Keith's face flushed; he rose. "I don't think we should, Mr. Wickersham. Good morning." And turning, he walked out of the room with his head very high.

As he passed out he saw Ferdy. He was giving some directions to a clerk, and his tone was one that made Keith glad he was not under him.

"Haven't you any brains at all?" Keith heard him say.

"Yes, but I did not understand you."

"Then you are a fool," said the young man.

Just then Keith caught his eye and spoke to him. Ferdy only nodded "Hello!" and went on berating the clerk.

Keith walked about the streets for some time before he could soothe his ruffled feelings and regain his composure. How life had changed for him in the brief interval since he entered Mr. Wickersham's office! Then his heart beat high with hope; life was all brightness to him; Alice Yorke was already won. Now in this short space of time his hopes were all overthrown. Yet, his instinct told him that if he had to go through the interview again he would do just as he had done.

He felt that his chance of seeing Alice would not be so good early in the day as it would be later in the afternoon; so he determined to deliver first the letter which his father had given him to Dr. Templeton.

The old clergyman's church and rectory stood on an ancient street over toward the river, from which wealth and fashion had long fled. His parish, which had once taken in many of the well-to-do and some of the wealthy, now embraced within its confines a section which held only the poor. But, like an older and more noted divine, Dr. Templeton could say with truth that all the world was his parish; at least, all were his parishioners who were needy and desolate.

The rectory was an old-fashioned, substantial house, rusty with age, and worn by the stream of poverty that had flowed in and out for many years.

When Keith mounted the steps the door was opened by some one without waiting for him to ring the bell, and he found the passages and front room fairly filled with a number of persons whose appearance bespoke extreme poverty.

The Doctor was "out attending a meeting, but would be back soon," said the elderly woman, who opened the door. "Would the gentleman wait?"

Just then the door opened and some one entered hastily. Keith was standing with his back to the door; but he knew by the movement of those before him, and the lighting up of their faces, that it was the Doctor himself, even before the maid said: "Here he is now."

He turned to find an old man of medium size, in a clerical dress quite brown with age and weather, but whose linen was spotless. His brow under his snow-white hair was lofty and calm; his eyes were clear and kindly; his mouth expressed both firmness and gentleness; his whole face was benignancy itself.

His eye rested for a moment on Keith as the servant indicated him, and then swept about the room; and with little more than a nod to Keith he passed him by and entered the waiting-room. Keith, though a little miffed at being ignored by him, had time to observe him as he talked to his other visitors in turn. He manifestly knew his business, and appeared to Keith, from the scraps of conversation he heard, to know theirs also. To some he gave encouragement; others he chided; but to all he gave sympathy, and as one after another went out their faces brightened.
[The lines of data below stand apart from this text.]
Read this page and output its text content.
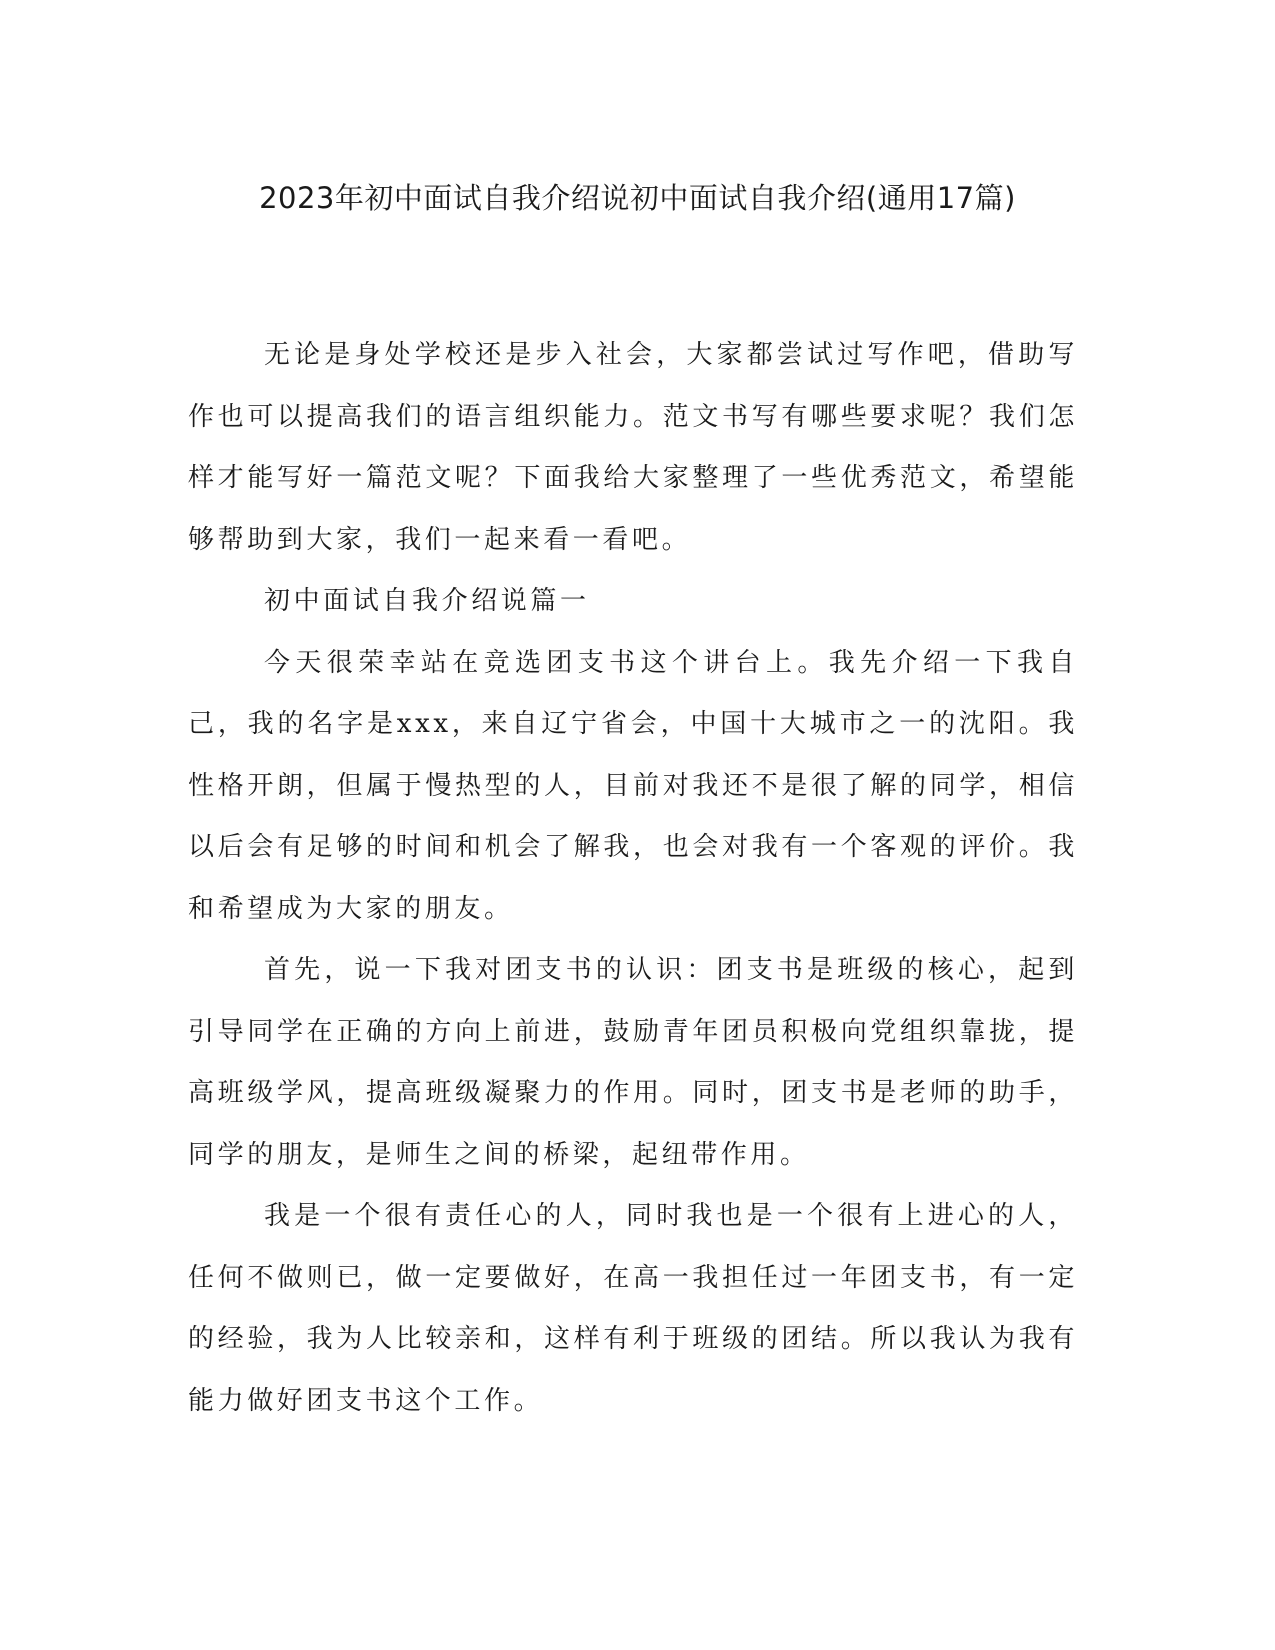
2023年初中面试自我介绍说初中面试自我介绍(通用17篇)

无论是身处学校还是步入社会，大家都尝试过写作吧，借助写作也可以提高我们的语言组织能力。范文书写有哪些要求呢？我们怎样才能写好一篇范文呢？下面我给大家整理了一些优秀范文，希望能够帮助到大家，我们一起来看一看吧。

初中面试自我介绍说篇一

今天很荣幸站在竞选团支书这个讲台上。我先介绍一下我自己，我的名字是xxx，来自辽宁省会，中国十大城市之一的沈阳。我性格开朗，但属于慢热型的人，目前对我还不是很了解的同学，相信以后会有足够的时间和机会了解我，也会对我有一个客观的评价。我和希望成为大家的朋友。

首先，说一下我对团支书的认识：团支书是班级的核心，起到引导同学在正确的方向上前进，鼓励青年团员积极向党组织靠拢，提高班级学风，提高班级凝聚力的作用。同时，团支书是老师的助手，同学的朋友，是师生之间的桥梁，起纽带作用。

我是一个很有责任心的人，同时我也是一个很有上进心的人，任何不做则已，做一定要做好，在高一我担任过一年团支书，有一定的经验，我为人比较亲和，这样有利于班级的团结。所以我认为我有能力做好团支书这个工作。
When he was through with them he turned and approached Keith with his hands extended.

"You must pardon me for keeping you waiting so long; these poor people have nothing but their time, and I always try to teach them the value of it by not keeping them waiting."
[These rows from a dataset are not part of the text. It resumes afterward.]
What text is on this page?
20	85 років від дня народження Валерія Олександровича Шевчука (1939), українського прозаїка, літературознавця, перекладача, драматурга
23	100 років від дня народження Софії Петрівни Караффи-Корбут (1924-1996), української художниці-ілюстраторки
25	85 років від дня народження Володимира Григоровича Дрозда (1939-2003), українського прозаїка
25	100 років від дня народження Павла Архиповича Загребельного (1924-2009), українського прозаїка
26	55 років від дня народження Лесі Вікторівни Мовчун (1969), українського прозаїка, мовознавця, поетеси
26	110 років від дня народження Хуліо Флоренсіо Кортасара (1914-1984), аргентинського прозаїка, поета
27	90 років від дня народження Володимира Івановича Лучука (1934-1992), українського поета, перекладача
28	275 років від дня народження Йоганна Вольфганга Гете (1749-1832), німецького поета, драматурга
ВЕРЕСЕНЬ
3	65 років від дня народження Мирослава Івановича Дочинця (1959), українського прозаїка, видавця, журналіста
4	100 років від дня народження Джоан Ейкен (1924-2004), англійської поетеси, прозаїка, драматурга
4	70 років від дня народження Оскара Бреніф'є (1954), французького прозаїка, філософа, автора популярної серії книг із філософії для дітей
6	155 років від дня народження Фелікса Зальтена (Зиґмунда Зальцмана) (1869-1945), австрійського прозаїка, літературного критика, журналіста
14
"Certainly, sir," said Keith, warmed in the glow of his kindly heart. "I brought a letter of introduction to you from my father, General Keith."

The smile that this name brought forth made Keith the old man's friend for life.
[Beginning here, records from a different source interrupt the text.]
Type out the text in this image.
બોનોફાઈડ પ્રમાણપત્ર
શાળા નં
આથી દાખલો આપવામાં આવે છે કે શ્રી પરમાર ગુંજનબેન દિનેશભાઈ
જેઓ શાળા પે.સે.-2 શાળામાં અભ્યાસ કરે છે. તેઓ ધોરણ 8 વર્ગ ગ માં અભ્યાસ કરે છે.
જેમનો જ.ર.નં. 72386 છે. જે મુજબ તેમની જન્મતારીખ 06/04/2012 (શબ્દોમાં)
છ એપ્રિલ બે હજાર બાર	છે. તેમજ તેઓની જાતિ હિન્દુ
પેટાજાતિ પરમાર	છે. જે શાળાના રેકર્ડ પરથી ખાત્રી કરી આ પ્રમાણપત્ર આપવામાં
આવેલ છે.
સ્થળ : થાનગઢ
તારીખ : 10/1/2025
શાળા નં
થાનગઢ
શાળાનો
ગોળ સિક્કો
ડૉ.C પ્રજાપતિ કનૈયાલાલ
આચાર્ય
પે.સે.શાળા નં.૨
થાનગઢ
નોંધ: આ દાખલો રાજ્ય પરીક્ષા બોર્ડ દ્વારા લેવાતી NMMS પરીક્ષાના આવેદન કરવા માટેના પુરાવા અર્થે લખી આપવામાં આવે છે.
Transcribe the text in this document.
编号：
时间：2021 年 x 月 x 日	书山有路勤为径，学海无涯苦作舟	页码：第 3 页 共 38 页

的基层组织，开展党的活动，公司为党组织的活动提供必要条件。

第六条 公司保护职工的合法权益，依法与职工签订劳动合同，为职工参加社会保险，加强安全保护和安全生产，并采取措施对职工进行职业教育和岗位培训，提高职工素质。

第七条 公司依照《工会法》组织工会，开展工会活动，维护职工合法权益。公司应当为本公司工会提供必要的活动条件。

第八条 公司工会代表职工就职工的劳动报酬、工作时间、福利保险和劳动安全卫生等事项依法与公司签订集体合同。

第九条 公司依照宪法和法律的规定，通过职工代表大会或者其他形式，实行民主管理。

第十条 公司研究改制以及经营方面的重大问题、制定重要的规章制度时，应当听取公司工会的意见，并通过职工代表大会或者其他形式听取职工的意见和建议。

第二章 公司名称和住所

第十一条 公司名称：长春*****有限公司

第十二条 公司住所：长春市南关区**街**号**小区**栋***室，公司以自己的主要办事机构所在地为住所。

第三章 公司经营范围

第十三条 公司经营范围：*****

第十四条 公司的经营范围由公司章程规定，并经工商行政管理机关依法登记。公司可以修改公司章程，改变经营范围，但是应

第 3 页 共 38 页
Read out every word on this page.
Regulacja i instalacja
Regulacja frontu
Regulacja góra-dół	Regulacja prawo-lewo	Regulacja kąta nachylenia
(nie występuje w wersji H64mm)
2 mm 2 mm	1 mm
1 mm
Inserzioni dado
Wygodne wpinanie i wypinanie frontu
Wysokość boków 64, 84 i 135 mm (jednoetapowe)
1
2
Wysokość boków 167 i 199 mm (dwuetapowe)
"Oh! You are McDowell Keith's son. I am delighted to see you. Come back into my study and tell me all about your father."

When Keith left that study, quaint and old-fashioned as were it and its occupant, he felt as though he had been in a rarer atmosphere. He had not dreamed that such a man could be found in a great city. He seemed to have the heart of a boy, and Keith felt as if he had known him all his life. He asked Gordon to return and dine with him, but Gordon had a vision of sitting beside Alice Yorke at dinner that evening and declined.